A Hybrid Deep Learning Model for Protein–Protein Interactions Extraction from Biomedical Literature
Round 1
Reviewer 1 Report
In the paper a deep learning model for protein-protein interactions extraction from the literature is presented. My main concern is presentation of the method details. Some of them should be, in my opinion, improved:
- Could you write more about embedding (lines 138-142). Information that "Two embedding layeres are two (...) tensors" is confusing.
- The meaning of equations from (1) to (3) is not clear. Could write something more? Maybe additional figure concerning LSTM network could be usefull.
- Figure 1 suggests that CNN uses 2D convoulutions while formula (9) seems to use 1D convolutions.
- Last paragraph of section 3 suggests that there is only 1 convolutional layer while after Table 2 I can guess that there are 3 layers.
It would be also a good idea to make a mathematical notation more consistent. The same symbols are used twice in different contexts (e.g. h in lines 158 and 176, etc.). Moreover in line 175 output of Bidirectional LSTM is denoted as x but ealier y was used.
Other comments:
- It could be a good idea to move urls from text to reference section (e.g. line 137, 209, )
- In your text you use term "shortest dependency path" and its short name "sdp" using different capitalization (e.g. lines 190 and 17)

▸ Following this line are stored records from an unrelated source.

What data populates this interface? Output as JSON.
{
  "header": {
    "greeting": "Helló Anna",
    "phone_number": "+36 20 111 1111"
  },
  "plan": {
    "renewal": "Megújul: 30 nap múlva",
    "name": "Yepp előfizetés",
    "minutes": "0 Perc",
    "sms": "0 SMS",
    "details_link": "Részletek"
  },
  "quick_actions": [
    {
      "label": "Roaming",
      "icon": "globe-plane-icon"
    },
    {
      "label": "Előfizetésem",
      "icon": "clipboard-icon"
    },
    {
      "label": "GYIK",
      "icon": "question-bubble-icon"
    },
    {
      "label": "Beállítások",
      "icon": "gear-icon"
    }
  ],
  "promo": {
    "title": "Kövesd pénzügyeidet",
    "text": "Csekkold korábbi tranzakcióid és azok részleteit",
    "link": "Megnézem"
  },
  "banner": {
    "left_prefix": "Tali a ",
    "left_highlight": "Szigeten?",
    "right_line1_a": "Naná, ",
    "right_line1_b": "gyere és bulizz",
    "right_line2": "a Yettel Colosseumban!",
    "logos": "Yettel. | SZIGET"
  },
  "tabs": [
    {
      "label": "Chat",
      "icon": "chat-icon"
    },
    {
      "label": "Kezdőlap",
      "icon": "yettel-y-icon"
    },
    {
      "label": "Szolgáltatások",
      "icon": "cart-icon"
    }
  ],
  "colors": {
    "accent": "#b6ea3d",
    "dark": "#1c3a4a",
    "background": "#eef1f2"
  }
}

- In line 50 there should be "are the features" instead of "is the features".
- In line 48 isn't there missing somethong before = sign?
- In line 197 there is double "are".
- In Table 1 why the number of positive and negative sentences is bigger than the number of sentences?

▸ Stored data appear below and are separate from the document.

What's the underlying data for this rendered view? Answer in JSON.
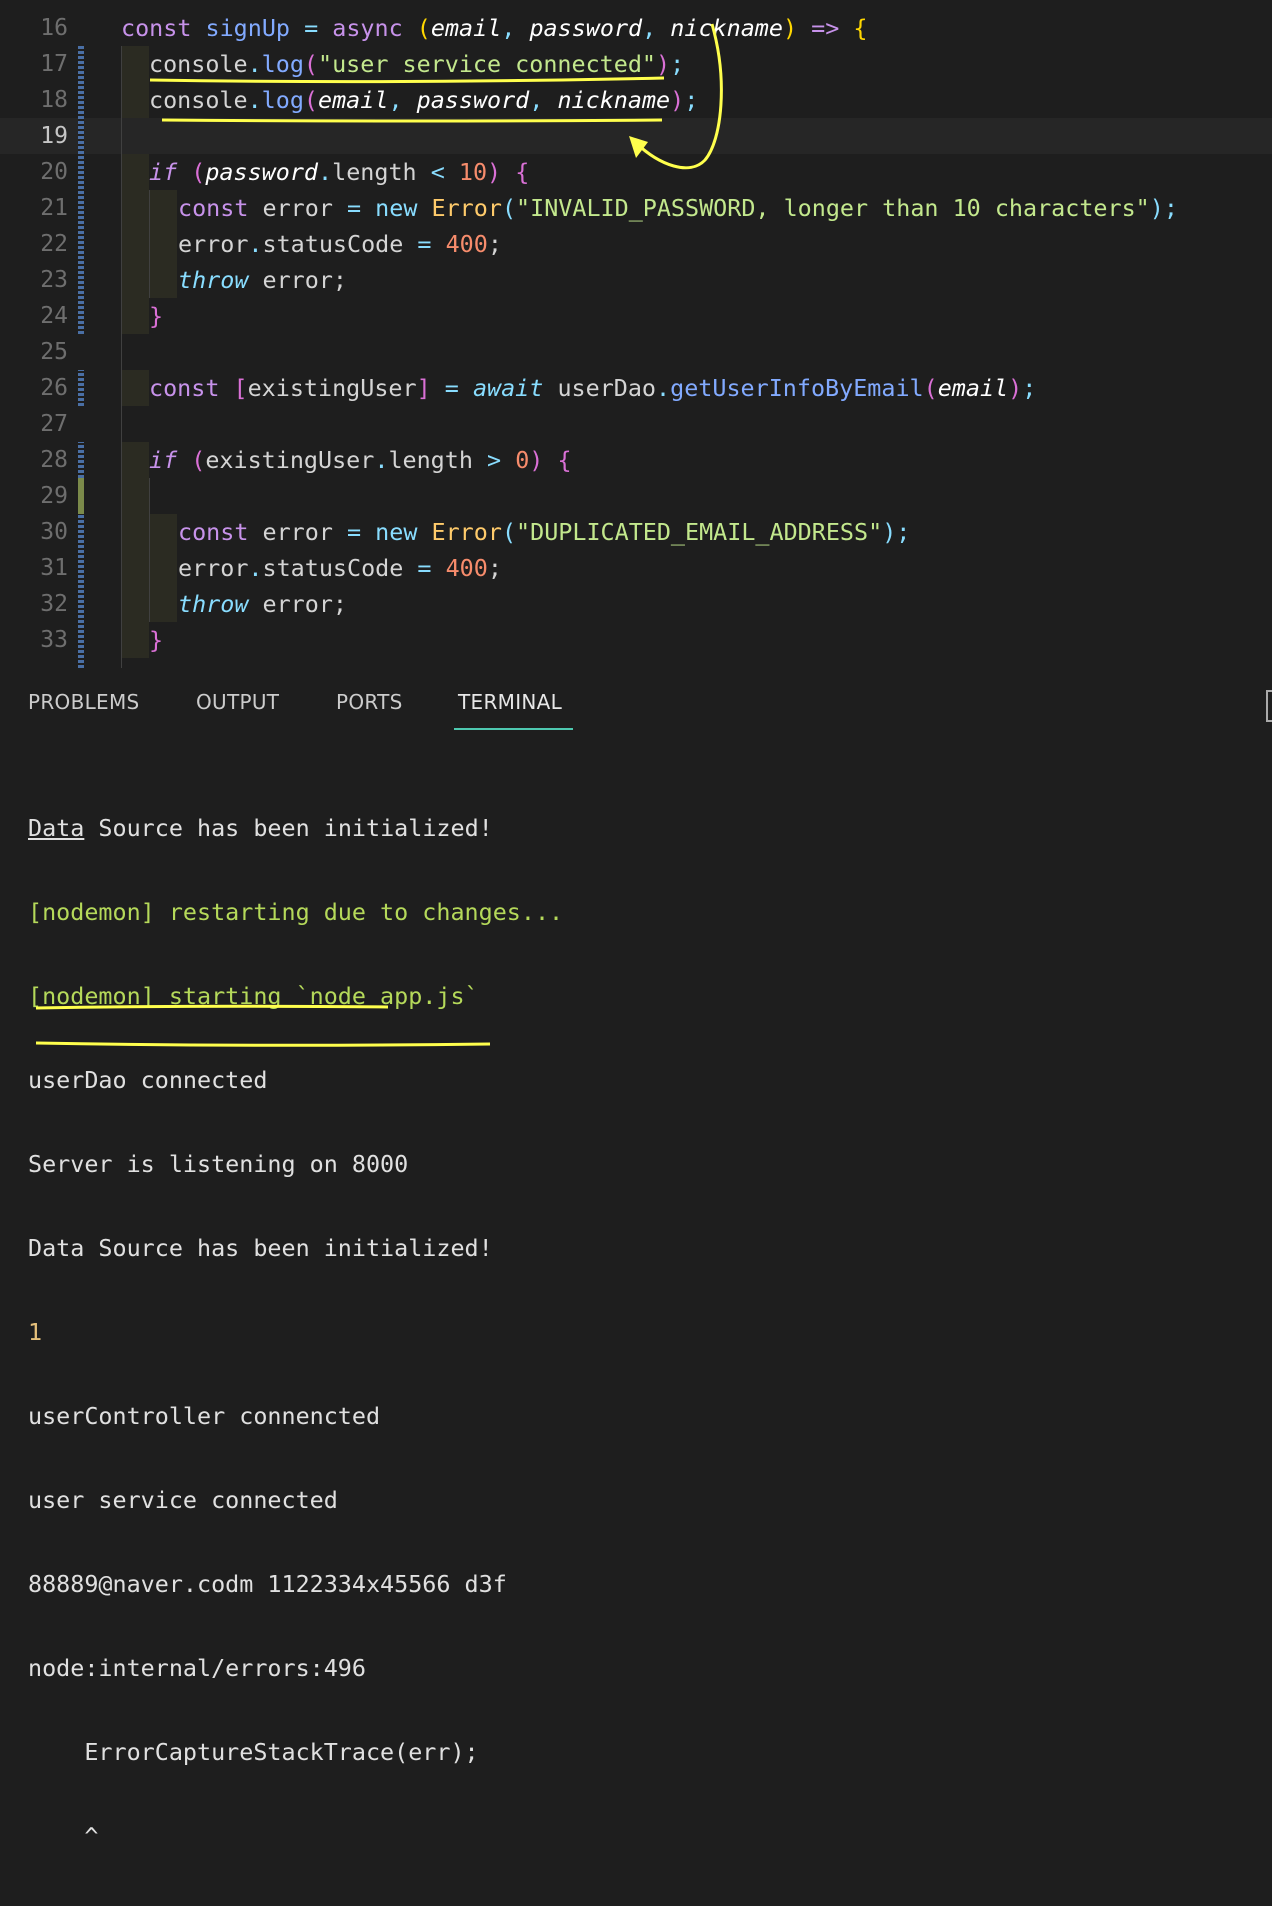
{
  "editor": {
    "active_line": 19,
    "lines": [
      {
        "n": "16"
      },
      {
        "n": "17"
      },
      {
        "n": "18"
      },
      {
        "n": "19"
      },
      {
        "n": "20"
      },
      {
        "n": "21"
      },
      {
        "n": "22"
      },
      {
        "n": "23"
      },
      {
        "n": "24"
      },
      {
        "n": "25"
      },
      {
        "n": "26"
      },
      {
        "n": "27"
      },
      {
        "n": "28"
      },
      {
        "n": "29"
      },
      {
        "n": "30"
      },
      {
        "n": "31"
      },
      {
        "n": "32"
      },
      {
        "n": "33"
      }
    ],
    "code": {
      "l16": {
        "const": "const",
        "name": "signUp",
        "eq": " = ",
        "async": "async",
        "open": " (",
        "p1": "email",
        "c1": ", ",
        "p2": "password",
        "c2": ", ",
        "p3": "nickname",
        "close": ")",
        "arrow": " => ",
        "brace": "{"
      },
      "l17": {
        "obj": "console",
        "dot": ".",
        "fn": "log",
        "open": "(",
        "str": "\"user service connected\"",
        "close": ")",
        "semi": ";"
      },
      "l18": {
        "obj": "console",
        "dot": ".",
        "fn": "log",
        "open": "(",
        "p1": "email",
        "c1": ", ",
        "p2": "password",
        "c2": ", ",
        "p3": "nickname",
        "close": ")",
        "semi": ";"
      },
      "l20": {
        "kw": "if",
        "open": " (",
        "obj": "password",
        "dot": ".",
        "prop": "length",
        "op": " < ",
        "num": "10",
        "close": ") ",
        "brace": "{"
      },
      "l21": {
        "const": "const",
        "var": " error ",
        "eq": "=",
        "new": " new ",
        "cls": "Error",
        "open": "(",
        "str": "\"INVALID_PASSWORD, longer than 10 characters\"",
        "close": ")",
        "semi": ";"
      },
      "l22": {
        "obj": "error",
        "dot": ".",
        "prop": "statusCode",
        "eq": " = ",
        "num": "400",
        "semi": ";"
      },
      "l23": {
        "kw": "throw",
        "rest": " error;"
      },
      "l24": {
        "brace": "}"
      },
      "l26": {
        "const": "const",
        "open": " [",
        "var": "existingUser",
        "close": "]",
        "eq": " = ",
        "await": "await",
        "obj": " userDao",
        "dot": ".",
        "fn": "getUserInfoByEmail",
        "po": "(",
        "p1": "email",
        "pc": ")",
        "semi": ";"
      },
      "l28": {
        "kw": "if",
        "open": " (",
        "obj": "existingUser",
        "dot": ".",
        "prop": "length",
        "op": " > ",
        "num": "0",
        "close": ") ",
        "brace": "{"
      },
      "l30": {
        "const": "const",
        "var": " error ",
        "eq": "=",
        "new": " new ",
        "cls": "Error",
        "open": "(",
        "str": "\"DUPLICATED_EMAIL_ADDRESS\"",
        "close": ")",
        "semi": ";"
      },
      "l31": {
        "obj": "error",
        "dot": ".",
        "prop": "statusCode",
        "eq": " = ",
        "num": "400",
        "semi": ";"
      },
      "l32": {
        "kw": "throw",
        "rest": " error;"
      },
      "l33": {
        "brace": "}"
      }
    }
  },
  "panel": {
    "tabs": [
      "PROBLEMS",
      "OUTPUT",
      "PORTS",
      "TERMINAL"
    ],
    "active_tab": "TERMINAL",
    "terminal_lines": [
      {
        "a": "Data",
        "b": " Source has been initialized!",
        "color": "white"
      },
      {
        "text": "[nodemon] restarting due to changes...",
        "color": "green"
      },
      {
        "text": "[nodemon] starting `node app.js`",
        "color": "green"
      },
      {
        "text": "userDao connected",
        "color": "white"
      },
      {
        "text": "Server is listening on 8000",
        "color": "white"
      },
      {
        "text": "Data Source has been initialized!",
        "color": "white"
      },
      {
        "text": "1",
        "color": "yellow"
      },
      {
        "text": "userController connencted",
        "color": "white"
      },
      {
        "text": "user service connected",
        "color": "white"
      },
      {
        "text": "88889@naver.codm 1122334x45566 d3f",
        "color": "white"
      },
      {
        "text": "node:internal/errors:496",
        "color": "white"
      },
      {
        "text": "    ErrorCaptureStackTrace(err);",
        "color": "white"
      },
      {
        "text": "    ^",
        "color": "white"
      }
    ]
  },
  "annotation_color": "#ffff4d"
}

- Lines 261-262: how can one observe classification performance in Figure 3?
- In Figure 4 LSTM model (orange line) seems to get better and better results. Is it possible that after longer training it would be better than your model? Why such close results are not visible in Table 3? In line 271 you write that there is a problem with longer training. Why? Training is performed only once. Could you write some comments about it in your text?

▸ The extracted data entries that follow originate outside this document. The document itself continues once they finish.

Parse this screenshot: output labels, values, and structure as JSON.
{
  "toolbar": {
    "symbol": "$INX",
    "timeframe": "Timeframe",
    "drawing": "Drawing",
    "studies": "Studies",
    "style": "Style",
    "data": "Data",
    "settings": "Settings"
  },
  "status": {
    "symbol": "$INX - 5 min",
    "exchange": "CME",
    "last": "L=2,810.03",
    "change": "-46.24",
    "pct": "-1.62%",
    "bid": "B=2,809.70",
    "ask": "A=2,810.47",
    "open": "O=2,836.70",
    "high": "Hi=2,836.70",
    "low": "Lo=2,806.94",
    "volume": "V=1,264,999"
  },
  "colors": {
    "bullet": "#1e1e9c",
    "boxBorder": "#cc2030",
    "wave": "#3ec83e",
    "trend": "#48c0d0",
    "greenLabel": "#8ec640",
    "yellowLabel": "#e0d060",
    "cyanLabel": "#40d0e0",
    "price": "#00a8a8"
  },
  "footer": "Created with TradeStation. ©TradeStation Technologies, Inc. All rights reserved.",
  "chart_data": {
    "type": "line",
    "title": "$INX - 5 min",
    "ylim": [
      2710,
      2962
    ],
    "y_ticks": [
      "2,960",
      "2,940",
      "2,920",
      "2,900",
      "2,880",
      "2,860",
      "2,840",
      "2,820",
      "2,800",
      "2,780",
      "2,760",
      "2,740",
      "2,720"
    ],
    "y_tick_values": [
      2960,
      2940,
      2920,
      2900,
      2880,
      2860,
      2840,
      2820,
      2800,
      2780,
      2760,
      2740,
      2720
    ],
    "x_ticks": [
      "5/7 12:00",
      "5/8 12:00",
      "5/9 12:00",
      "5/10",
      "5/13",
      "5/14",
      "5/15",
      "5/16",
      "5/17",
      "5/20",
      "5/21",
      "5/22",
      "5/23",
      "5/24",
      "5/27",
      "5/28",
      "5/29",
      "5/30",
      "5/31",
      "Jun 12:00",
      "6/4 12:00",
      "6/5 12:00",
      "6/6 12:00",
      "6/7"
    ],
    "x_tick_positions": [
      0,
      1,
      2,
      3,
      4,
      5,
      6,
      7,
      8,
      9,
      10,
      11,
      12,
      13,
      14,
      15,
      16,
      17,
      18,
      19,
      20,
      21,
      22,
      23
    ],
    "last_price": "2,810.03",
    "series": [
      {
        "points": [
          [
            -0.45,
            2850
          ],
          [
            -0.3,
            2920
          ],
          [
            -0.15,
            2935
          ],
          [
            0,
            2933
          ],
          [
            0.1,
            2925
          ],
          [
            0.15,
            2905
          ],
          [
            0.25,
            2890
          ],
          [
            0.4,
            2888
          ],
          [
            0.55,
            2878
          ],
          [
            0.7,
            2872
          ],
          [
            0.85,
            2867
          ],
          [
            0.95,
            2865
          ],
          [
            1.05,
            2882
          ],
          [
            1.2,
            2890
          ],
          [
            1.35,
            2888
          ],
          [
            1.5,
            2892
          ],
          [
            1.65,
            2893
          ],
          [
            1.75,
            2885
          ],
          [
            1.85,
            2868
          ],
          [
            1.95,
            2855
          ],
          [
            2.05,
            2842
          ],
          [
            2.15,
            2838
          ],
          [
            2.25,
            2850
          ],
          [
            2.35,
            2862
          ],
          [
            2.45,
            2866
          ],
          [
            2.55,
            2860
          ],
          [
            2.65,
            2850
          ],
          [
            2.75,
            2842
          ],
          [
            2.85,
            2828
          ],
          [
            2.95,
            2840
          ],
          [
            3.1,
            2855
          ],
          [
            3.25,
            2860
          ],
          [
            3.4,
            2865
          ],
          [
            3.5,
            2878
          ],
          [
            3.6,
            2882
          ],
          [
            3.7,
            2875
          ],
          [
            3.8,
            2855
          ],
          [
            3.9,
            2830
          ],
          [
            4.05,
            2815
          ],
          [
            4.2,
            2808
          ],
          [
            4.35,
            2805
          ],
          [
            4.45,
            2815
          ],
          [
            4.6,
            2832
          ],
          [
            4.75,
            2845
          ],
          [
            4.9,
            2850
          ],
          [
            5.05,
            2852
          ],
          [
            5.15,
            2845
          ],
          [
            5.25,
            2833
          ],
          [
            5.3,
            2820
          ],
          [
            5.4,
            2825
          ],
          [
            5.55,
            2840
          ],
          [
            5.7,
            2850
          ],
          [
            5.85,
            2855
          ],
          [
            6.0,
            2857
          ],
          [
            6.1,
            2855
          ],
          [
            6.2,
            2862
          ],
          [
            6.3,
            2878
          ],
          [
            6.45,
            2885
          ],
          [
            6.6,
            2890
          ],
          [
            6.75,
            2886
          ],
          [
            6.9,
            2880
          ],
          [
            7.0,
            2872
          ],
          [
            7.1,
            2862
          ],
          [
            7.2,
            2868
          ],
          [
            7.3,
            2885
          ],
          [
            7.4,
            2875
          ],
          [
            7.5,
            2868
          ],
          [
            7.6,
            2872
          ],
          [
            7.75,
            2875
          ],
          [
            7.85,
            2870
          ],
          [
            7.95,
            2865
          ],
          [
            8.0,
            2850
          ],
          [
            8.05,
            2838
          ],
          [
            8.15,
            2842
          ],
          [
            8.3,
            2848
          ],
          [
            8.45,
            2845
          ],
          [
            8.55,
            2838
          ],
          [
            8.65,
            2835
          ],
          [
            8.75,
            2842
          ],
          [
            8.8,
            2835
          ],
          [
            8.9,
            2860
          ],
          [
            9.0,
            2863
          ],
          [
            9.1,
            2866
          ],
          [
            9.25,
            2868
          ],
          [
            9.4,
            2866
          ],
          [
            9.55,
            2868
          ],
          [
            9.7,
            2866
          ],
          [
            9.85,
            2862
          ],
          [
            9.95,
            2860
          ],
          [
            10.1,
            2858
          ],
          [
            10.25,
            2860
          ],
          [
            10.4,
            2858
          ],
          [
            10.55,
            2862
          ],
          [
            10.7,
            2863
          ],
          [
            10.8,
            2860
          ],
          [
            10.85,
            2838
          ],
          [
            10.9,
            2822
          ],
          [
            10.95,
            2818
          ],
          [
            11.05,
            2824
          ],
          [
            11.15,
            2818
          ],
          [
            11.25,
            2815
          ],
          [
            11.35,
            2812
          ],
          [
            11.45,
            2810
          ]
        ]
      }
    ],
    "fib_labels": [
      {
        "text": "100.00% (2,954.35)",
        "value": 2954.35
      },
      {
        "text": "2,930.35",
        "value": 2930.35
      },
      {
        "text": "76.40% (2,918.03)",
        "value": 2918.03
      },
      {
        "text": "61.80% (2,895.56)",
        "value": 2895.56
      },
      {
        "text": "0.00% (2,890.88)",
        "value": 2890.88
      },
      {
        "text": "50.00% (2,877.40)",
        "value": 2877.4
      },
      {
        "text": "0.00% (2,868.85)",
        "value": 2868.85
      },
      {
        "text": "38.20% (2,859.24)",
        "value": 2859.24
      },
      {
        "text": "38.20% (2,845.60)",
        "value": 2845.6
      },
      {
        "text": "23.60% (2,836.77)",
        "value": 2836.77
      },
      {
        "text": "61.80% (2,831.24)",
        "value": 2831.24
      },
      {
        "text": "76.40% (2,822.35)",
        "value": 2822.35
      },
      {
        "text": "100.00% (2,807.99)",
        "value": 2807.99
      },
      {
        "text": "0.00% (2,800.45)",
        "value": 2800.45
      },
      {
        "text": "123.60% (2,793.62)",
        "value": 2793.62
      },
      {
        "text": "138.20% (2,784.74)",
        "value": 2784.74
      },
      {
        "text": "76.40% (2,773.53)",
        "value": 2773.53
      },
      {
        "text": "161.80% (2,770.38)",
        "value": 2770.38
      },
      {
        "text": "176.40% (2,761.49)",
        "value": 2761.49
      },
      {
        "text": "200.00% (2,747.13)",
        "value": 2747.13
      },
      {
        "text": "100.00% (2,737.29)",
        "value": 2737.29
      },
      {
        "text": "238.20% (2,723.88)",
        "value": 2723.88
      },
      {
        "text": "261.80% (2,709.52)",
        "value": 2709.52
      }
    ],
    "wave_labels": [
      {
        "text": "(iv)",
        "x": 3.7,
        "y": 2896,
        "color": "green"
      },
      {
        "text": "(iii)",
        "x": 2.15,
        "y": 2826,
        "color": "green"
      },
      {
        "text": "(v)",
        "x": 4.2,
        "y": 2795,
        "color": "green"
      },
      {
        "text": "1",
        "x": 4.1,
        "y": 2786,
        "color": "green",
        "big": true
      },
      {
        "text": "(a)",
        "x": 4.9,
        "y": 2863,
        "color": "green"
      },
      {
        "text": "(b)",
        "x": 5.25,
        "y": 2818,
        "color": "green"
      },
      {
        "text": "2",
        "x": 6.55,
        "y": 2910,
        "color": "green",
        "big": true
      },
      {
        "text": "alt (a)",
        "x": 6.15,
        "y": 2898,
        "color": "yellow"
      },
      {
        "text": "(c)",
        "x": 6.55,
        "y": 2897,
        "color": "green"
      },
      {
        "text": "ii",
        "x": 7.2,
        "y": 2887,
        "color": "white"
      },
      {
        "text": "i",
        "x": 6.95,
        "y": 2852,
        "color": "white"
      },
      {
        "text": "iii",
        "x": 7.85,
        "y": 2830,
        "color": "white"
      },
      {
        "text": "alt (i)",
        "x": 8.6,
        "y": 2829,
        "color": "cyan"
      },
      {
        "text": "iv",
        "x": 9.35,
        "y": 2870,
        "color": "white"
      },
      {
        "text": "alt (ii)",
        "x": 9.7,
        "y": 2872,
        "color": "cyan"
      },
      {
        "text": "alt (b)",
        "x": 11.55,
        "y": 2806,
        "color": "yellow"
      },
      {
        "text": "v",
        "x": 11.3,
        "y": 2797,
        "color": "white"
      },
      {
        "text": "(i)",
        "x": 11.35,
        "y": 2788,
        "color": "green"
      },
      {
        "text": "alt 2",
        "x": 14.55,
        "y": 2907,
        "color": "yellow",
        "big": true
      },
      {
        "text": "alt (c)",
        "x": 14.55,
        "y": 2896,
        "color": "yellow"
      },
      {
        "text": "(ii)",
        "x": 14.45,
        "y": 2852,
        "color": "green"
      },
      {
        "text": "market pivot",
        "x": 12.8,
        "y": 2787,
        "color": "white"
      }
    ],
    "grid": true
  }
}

- The sentence in line 295 is not clear. Does int mean that other models with their original preprocessing, tokenization, parsing tools, etc. would be better?
- Could you write in concluding sections why, in your opinion, this CNN block after Bidirectional LSTM, allows to obtain better results?
Author Response
Please see the attachment.
Author Response File: Author Response.pdf
Reviewer 2 Report
The development of protein-protein interactions extraction models from Biomedical literature is a current not solve problem. An exploration on the “Science Direct” database using the keywords "protein-protein Interactions Extraction from Biomedical Literature" have reported an enough quantity of papers, including approaches taking as base DL models like the authors proposed work. Therefore, the manuscript presented here can be considered one more contribution on this topic. Concerning manuscript format it can be seen that authors have taken into account the current rules for scientific writing, the paper is well-organized and not major English corrections are needed. Figures have enough quality and mathematical formulas are well-used. From the content point of view authors have taken care to compare the proposed method with others previously published methods. The proposed method appears to be feasible and practical to implement. However, before to accept the publication of this work/manuscript, I ask authors to consider the following issues / questions:
- Authors show 42 visited bibliography references, which demonstrated you have taken care to review the literature regarding this knowledge area. However, some updates of the literature are welcomed, 26% of the reviewed works belong to the last 5-years (2015-2020). Moreover, only two of reviewed papers belong to the last 2-years (2018-2019).
- As it is known, to be robust and accurate DL models need large amounts of training data. Do you consider sufficient these two datasets to consider your method innovative? Please, can you explain better / justify this fact?
- Section 3 "The Model Description", for me a critical part, corresponding to your contributions is very limited/reduced. It is not clear / it was impossible for me to know what is the novelty of your work when compare with the current state of the art methods/developments in this area. Please, can you improve / describe better the novelty of your work? what are your real contributions above previous developed methods and in specific, regarding DL approaches?
Author Response
Please see the attachment.
Author Response File: Author Response.pdf
Round 2
Reviewer 2 Report
I have observed that authors have answered and taken into account all my assigned issues and questions in the new submitted version of the paper.
While I consider that authors can still improve the writing of the manuscript, in particular, the aspects related to the novelty (own contributions to the state of the art), it is my opinion that the manuscript is now in better conditions. Therefore, I give my approval to publish this new version of the work.